Reportage à la Cité millionnaire : Un monde à l’envers
Chacun semble faire ce que ce bon lui semble. Pourvu qu’ils (sur)vivent. Jadis endroit pépère, la Cité millionnaire, créée en 1977, ne nourrit plus son… nom. L’opulence n’y est plus que virtuelle, l’insécurité et la paupérisation, réelles, en dépit des bâtisses imposantes appartenant pour la plupart à des émigrés sénégalais des «années 80». Des émigrés dont la réussite a fait la fierté de tout un quartier. Amadou Bâ, un des «premiers habitants» de ladite cité, raconte : «Le nom Cité millionnaire vient du fait que la plupart de ces maisons appartenaient à des émigrés vivant en France, au Gabon, en Côte d’Ivoire, au Tchad, etc. Mais aussi, à de grands commerçants de Sandaga. C’est ainsi que le nom s’est imposé». Vautré dans une chaise, grand boubou bleu, foulard blanc autour du cou, lunettes myopes fixées sur le nez, cet octogénaire rencontré à son domicile inspire quelque sagesse.

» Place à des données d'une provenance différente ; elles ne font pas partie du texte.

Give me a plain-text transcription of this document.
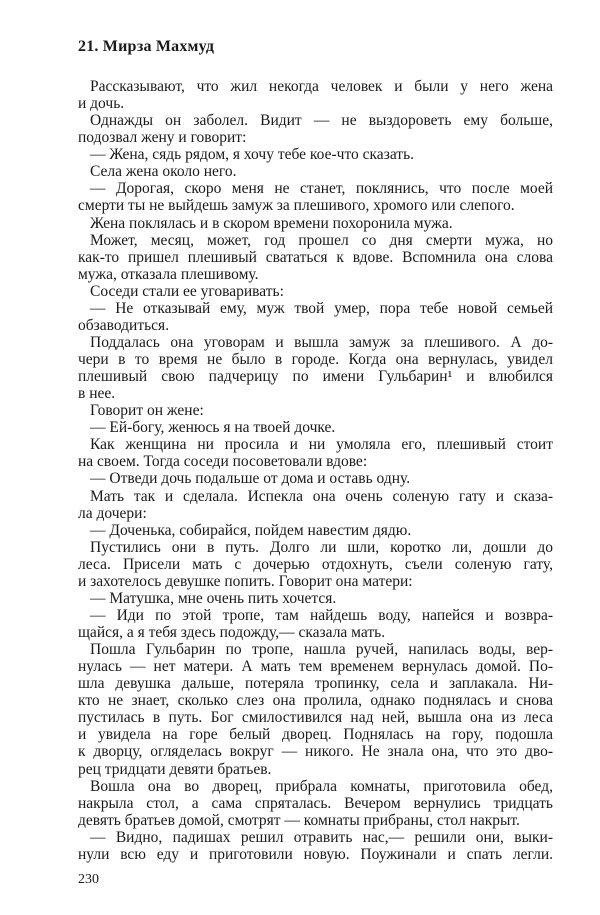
21. Мирза Махмуд
Рассказывают, что жил некогда человек и были у него жена
и дочь.
Однажды он заболел. Видит — не выздороветь ему больше,
подозвал жену и говорит:
— Жена, сядь рядом, я хочу тебе кое-что сказать.
Села жена около него.
— Дорогая, скоро меня не станет, поклянись, что после моей
смерти ты не выйдешь замуж за плешивого, хромого или слепого.
Жена поклялась и в скором времени похоронила мужа.
Может, месяц, может, год прошел со дня смерти мужа, но
как-то пришел плешивый свататься к вдове. Вспомнила она слова
мужа, отказала плешивому.
Соседи стали ее уговаривать:
— Не отказывай ему, муж твой умер, пора тебе новой семьей
обзаводиться.
Поддалась она уговорам и вышла замуж за плешивого. А до-
чери в то время не было в городе. Когда она вернулась, увидел
плешивый свою падчерицу по имени Гульбарин¹ и влюбился
в нее.
Говорит он жене:
— Ей-богу, женюсь я на твоей дочке.
Как женщина ни просила и ни умоляла его, плешивый стоит
на своем. Тогда соседи посоветовали вдове:
— Отведи дочь подальше от дома и оставь одну.
Мать так и сделала. Испекла она очень соленую гату и сказа-
ла дочери:
— Доченька, собирайся, пойдем навестим дядю.
Пустились они в путь. Долго ли шли, коротко ли, дошли до
леса. Присели мать с дочерью отдохнуть, съели соленую гату,
и захотелось девушке попить. Говорит она матери:
— Матушка, мне очень пить хочется.
— Иди по этой тропе, там найдешь воду, напейся и возвра-
щайся, а я тебя здесь подожду,— сказала мать.
Пошла Гульбарин по тропе, нашла ручей, напилась воды, вер-
нулась — нет матери. А мать тем временем вернулась домой. По-
шла девушка дальше, потеряла тропинку, села и заплакала. Ни-
кто не знает, сколько слез она пролила, однако поднялась и снова
пустилась в путь. Бог смилостивился над ней, вышла она из леса
и увидела на горе белый дворец. Поднялась на гору, подошла
к дворцу, огляделась вокруг — никого. Не знала она, что это дво-
рец тридцати девяти братьев.
Вошла она во дворец, прибрала комнаты, приготовила обед,
накрыла стол, а сама спряталась. Вечером вернулись тридцать
девять братьев домой, смотрят — комнаты прибраны, стол накрыт.
— Видно, падишах решил отравить нас,— решили они, выки-
нули всю еду и приготовили новую. Поужинали и спать легли.
230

L’histoire de la Cité millionnaire, ex-Minnam, composée de 7 quartiers, ne lui échappe point. La mémoire encore en éveil, il se rappelle : «Dans les années 80, les terrains coûtaient entre 800 000 et 2 millions de francs Cfa. Moi, j’ai acheté le mien lorsque j’étais au Tchad où j’ai passé 15 ans.» Aujourd’hui, le vieux Amadou se désole de la déliquescence dans laquelle se trouve son patelin, où «il faisait bon vivre». «Avant, la cité n’était pas populeuse comme maintenant. C’était vraiment agréable, constate-t-il avec nostalgie. Ce qui se passe, c’est que la majeure partie des premiers propriétaires qui habitaient ici avec leurs familles ont vendu leurs maisons pour aller vivre ailleurs.»
Derrière le virtuel
Par petit groupe, des jeunes dans la rue devisent. Ici, la notion du temps ne semble pas avoir une grande signification pour des adolescents souvent sans emploi, désœuvrés, plus enclins à pinailler autour d’un vendeur de café Touba installé à côté d’un kiosque à pain. «Allez-y, c’est du café Touba», nous dit généreusement un gaillard d’une vingtaine d’années qui interrompt notre entrevue avec Pape Ameth Mbaye et François Hoé, deux jeunes de même âge à peu près. Le visage boursouflé, il vient apparemment de se réveiller. Il est 10 heures passées. A l’instar de nombreuses localités du pays, le chômage est un crève-cœur d’une terrible réalité à la Cité millionnaire. Assis au bas d’un immeuble situé sur la route principale, le regard perdu, Pape, 20 ans, atteste : «La plupart des jeunes d’ici ne travaillent pas.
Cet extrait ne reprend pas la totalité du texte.